LSA Privileges

tridge at samba.org tridge at samba.org
Sun Feb 9 02:03:19 GMT 2003


> Can you list them?

SeCreateTokenPrivilege
SeAssignPrimaryTokenPrivilege
SeLockMemoryPrivilege
SeIncreaseQuotaPrivilege
SeMachineAccountPrivilege
SeTcbPrivilege
SeSecurityPrivilege
SeTakeOwnershipPrivilege
SeLoadDriverPrivilege
SeSystemProfilePrivilege
SeSystemtimePrivilege
SeProfileSingleProcessPrivilege
SeIncreaseBasePriorityPrivilege
SeCreatePagefilePrivilege
SeCreatePermanentPrivilege
SeBackupPrivilege
SeRestorePrivilege
SeShutdownPrivilege
SeDebugPrivilege
SeAuditPrivilege
SeSystemEnvironmentPrivilege
SeChangeNotifyPrivilege
SeRemoteShutdownPrivilege
SeUndockPrivilege
SeSyncAgentPrivilege
SeEnableDelegationPrivilege

btw, can anyone tell me what windows GUI interface to use to edit the
users/groups assigned to each privilege? I presume there is a standard
admin interface for doing this, I just don't know what it is.

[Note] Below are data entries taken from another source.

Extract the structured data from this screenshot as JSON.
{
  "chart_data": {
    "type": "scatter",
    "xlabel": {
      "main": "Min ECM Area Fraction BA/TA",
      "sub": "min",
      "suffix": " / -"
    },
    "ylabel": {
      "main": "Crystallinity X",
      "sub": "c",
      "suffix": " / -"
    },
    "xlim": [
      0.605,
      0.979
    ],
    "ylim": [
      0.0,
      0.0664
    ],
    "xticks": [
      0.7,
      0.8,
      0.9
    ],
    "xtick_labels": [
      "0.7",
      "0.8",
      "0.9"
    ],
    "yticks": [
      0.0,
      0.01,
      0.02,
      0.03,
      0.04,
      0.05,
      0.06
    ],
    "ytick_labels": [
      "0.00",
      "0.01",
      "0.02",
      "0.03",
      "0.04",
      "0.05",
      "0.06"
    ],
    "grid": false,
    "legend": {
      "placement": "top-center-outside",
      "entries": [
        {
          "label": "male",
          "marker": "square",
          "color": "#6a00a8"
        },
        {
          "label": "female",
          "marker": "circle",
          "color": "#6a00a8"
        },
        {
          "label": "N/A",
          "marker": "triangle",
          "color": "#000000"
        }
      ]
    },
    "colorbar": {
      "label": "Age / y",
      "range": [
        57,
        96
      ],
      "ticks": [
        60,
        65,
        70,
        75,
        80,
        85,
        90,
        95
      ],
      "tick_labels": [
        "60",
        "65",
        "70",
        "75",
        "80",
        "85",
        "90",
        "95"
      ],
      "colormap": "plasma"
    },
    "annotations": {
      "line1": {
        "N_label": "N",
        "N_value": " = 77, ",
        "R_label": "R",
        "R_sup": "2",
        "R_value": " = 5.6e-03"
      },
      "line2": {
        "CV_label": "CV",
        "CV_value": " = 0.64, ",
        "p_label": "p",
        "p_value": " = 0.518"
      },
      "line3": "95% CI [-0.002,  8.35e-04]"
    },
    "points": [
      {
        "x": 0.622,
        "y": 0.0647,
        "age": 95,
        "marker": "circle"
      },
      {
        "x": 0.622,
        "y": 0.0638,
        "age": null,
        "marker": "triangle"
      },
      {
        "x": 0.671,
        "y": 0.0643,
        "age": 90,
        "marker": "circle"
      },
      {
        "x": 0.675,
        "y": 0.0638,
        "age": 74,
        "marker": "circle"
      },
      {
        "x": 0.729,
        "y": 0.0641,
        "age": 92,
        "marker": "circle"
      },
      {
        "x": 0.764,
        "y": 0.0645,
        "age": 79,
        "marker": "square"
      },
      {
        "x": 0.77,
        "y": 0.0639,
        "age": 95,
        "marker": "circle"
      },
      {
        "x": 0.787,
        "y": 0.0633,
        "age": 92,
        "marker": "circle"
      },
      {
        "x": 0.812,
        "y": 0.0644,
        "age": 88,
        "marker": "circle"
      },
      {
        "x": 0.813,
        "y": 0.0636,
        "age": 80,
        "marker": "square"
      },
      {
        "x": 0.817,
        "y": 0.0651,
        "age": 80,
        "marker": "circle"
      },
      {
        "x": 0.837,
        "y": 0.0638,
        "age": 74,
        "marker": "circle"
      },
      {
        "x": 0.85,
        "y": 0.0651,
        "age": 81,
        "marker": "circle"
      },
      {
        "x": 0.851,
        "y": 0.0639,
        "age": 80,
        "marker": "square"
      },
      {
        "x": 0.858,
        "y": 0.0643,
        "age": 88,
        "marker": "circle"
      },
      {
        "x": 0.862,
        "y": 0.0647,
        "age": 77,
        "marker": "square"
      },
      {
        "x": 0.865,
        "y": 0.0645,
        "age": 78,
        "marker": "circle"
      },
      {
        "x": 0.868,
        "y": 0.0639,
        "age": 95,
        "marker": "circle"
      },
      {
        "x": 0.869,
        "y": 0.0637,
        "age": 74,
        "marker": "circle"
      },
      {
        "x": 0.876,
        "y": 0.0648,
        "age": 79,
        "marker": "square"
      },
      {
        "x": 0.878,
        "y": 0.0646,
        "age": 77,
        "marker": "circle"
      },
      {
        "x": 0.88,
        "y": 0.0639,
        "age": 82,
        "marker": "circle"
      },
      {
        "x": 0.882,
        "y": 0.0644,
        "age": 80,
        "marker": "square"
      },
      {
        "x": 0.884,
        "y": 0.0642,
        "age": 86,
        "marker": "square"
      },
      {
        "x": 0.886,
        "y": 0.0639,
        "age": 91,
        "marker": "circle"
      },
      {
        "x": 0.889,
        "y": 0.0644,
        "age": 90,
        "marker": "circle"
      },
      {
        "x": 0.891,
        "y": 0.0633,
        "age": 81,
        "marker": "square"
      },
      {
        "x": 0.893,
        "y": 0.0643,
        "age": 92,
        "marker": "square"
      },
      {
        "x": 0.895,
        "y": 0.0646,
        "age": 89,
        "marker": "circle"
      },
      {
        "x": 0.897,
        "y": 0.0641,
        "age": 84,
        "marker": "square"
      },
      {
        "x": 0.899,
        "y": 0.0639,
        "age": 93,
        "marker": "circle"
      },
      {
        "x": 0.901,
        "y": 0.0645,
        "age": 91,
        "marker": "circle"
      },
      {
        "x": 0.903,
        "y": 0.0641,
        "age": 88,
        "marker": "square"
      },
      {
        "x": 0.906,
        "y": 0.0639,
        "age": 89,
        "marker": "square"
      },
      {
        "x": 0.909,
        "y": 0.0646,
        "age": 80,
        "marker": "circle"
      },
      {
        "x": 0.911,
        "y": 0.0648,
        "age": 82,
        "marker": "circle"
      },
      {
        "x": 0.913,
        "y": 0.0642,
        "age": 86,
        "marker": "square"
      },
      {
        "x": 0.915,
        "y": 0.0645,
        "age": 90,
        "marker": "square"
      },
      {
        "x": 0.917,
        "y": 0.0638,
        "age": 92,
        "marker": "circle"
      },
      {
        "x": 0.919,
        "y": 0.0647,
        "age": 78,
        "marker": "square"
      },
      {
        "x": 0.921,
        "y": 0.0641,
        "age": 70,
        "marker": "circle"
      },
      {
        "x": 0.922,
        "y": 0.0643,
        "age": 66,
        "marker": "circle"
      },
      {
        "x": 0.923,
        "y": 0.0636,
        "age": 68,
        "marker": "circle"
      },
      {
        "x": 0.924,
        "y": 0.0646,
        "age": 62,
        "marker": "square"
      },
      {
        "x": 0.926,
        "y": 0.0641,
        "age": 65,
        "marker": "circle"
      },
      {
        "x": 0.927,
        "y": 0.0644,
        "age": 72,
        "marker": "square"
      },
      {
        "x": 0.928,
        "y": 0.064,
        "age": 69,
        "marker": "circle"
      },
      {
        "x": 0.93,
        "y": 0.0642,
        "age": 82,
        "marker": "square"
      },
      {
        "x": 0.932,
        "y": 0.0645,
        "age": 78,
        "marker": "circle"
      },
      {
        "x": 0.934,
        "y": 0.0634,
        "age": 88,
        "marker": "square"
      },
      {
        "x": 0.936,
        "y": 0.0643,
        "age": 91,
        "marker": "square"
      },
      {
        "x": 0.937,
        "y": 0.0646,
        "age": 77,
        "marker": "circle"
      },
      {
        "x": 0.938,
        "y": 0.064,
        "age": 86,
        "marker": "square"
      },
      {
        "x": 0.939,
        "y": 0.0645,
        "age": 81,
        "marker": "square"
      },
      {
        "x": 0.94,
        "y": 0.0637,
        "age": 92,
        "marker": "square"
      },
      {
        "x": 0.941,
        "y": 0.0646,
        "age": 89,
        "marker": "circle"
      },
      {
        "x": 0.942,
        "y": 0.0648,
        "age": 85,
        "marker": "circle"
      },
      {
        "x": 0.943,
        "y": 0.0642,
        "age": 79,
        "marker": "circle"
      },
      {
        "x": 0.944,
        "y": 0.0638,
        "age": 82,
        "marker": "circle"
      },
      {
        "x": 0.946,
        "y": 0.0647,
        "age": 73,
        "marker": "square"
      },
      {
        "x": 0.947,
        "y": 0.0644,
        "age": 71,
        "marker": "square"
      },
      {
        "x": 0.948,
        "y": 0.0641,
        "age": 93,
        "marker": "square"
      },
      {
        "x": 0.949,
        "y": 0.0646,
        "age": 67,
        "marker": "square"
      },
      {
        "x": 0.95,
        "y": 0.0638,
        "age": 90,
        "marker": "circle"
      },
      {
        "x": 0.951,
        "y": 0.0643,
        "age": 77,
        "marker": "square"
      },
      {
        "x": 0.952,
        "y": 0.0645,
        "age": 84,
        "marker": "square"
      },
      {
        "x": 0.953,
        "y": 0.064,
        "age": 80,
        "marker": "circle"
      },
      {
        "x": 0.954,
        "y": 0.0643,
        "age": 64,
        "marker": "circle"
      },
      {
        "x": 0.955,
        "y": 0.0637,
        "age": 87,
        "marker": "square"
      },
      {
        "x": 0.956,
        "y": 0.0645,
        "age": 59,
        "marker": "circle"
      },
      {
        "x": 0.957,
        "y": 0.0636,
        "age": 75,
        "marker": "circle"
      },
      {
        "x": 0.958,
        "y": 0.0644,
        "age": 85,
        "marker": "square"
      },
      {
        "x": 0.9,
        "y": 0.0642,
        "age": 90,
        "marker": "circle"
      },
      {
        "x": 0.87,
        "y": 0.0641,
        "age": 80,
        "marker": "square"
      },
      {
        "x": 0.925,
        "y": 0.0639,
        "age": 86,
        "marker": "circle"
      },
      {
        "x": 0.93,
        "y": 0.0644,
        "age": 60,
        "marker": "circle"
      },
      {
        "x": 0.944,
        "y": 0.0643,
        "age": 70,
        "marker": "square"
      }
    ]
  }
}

> Also, I will probably push them into the kernel, as we need this sort of 
> thing in our filesystem :-)

well, I'm not sure you should. See below ....

> So, it would be appreciated if there was a clean interface like the VFS.

yes, obviously I want that too. I don't think you should necessarily
assume that for filesystem backends like the one that you are working
with that the calls should go into the kernel at all. The problem is
that in order to support the full range of SMB semantics you need a
*much* richer interface to the filesystem than POSIX allows. Jamming
this interface through a posix-like kernel will inevitably be very
ugly.

If the filesystem you are working with has any coherent distributed
capabilities (such as SAN filesystems tend to have) then you can
instead use a 'each node is 2 nodes' approach. The idea is that smbd
accesses the filesystem backend directly from user-space via a library
that knows how to talk to your filesystem on its own terms, while at
the same time a kernel based filesystem accesses the same file space
via a much simpler posix-like interface. This gives you the rich
interface that SMB servers need, while keeping the kernel side
simple. 

You end up with each node in your cluster (if you are clustered)
appearing as two nodes to your SAN filesystem. One of the nodes is
Samba and the other is the kernel. The two only interface via the
filesystem itself, not via any kernel calls.

Do you think this would fit with the stuff that your company is doing?